H41I-01
Reciprocal influences of microbial community and hydrogeomorphology in sandy streambeds
Thursday, 17 December 2015: 08:00
3018 (Moscone West)
Clara Mendoza-Lera1,2, Laura L Federlein1, Aline Frossard3, Mark O Gessner4,5, Matthias Knie1 and Michael Mutz1, (1)BTU Cottbus-Senftenberg, Cottbus, Germany, (2)IRSTEA Lyon, Villeurbanne Cedex, France, (3)University of Pretoria, Pretoria, South Africa, (4)IGB-Berlin, Neuglobsow, Germany, (5)TU Berlin, Berlin, Germany
Abstract:
Stream hydrogeomorphology is a strong determinant of streambed microbial community activity, which in turn influences stream biogeochemistry. Whether this influence is unidirectional or whether microbial communities can also modulate biogeochemical processes by affecting hydrogeomorphology is an emerging question in research on sediment-water interfaces. Using experimental flumes simulating sandy streams, we tested whether such influences can occur through altered water exchange across the sediment-water interface. Results show that microbial communities in sandy streambeds can indeed affect hydrogeomorphology by producing gas bubbles. Specifically, gas bubbles accumulating in microbial biofilms can alter the water exchange by (i) reducing sediment pore space or (ii) provoking the detachment of the microbial biofilm detachment and thus altering streambed topography.
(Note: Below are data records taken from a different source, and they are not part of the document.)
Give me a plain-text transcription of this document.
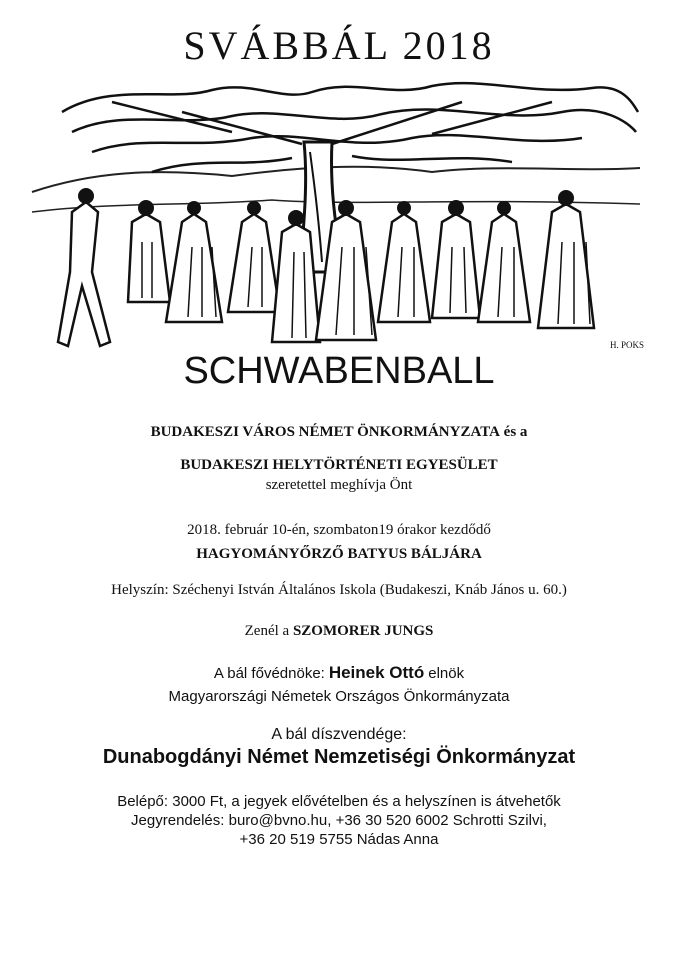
SVÁBBÁL 2018
H. POKS
SCHWABENBALL
BUDAKESZI VÁROS NÉMET ÖNKORMÁNYZATA és a
BUDAKESZI HELYTÖRTÉNETI EGYESÜLET
szeretettel meghívja Önt
2018. február 10-én, szombaton19 órakor kezdődő
HAGYOMÁNYŐRZŐ BATYUS BÁLJÁRA
Helyszín: Széchenyi István Általános Iskola (Budakeszi, Knáb János u. 60.)
Zenél a SZOMORER JUNGS
A bál fővédnöke: Heinek Ottó elnök
Magyarországi Németek Országos Önkormányzata
A bál díszvendége:
Dunabogdányi Német Nemzetiségi Önkormányzat
Belépő: 3000 Ft, a jegyek elővételben és a helyszínen is átvehetők
Jegyrendelés: buro@bvno.hu, +36 30 520 6002 Schrotti Szilvi,
+36 20 519 5755 Nádas Anna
Additionally, results indicate that water exchange is the major for the structure and activity of the microbial community. Our data also indicate that the potential of microbial communities to influence water exchange can be modulated by factors such as light intensity and discharge fluctuations. These biological-physical interactions and their effects on the influence of microbial communities on hydrogeomorphology is a source of spatiotemporal variability in water exchange across the sediment-water interface. Heterogeneity in water exchange is known to increase biogeochemical pathways and, thus, ecosystem functions. These results suggest that a holistic understanding of vertical connectivity in running waters requires consideration of biological-physical interactions at the water-sediment interface.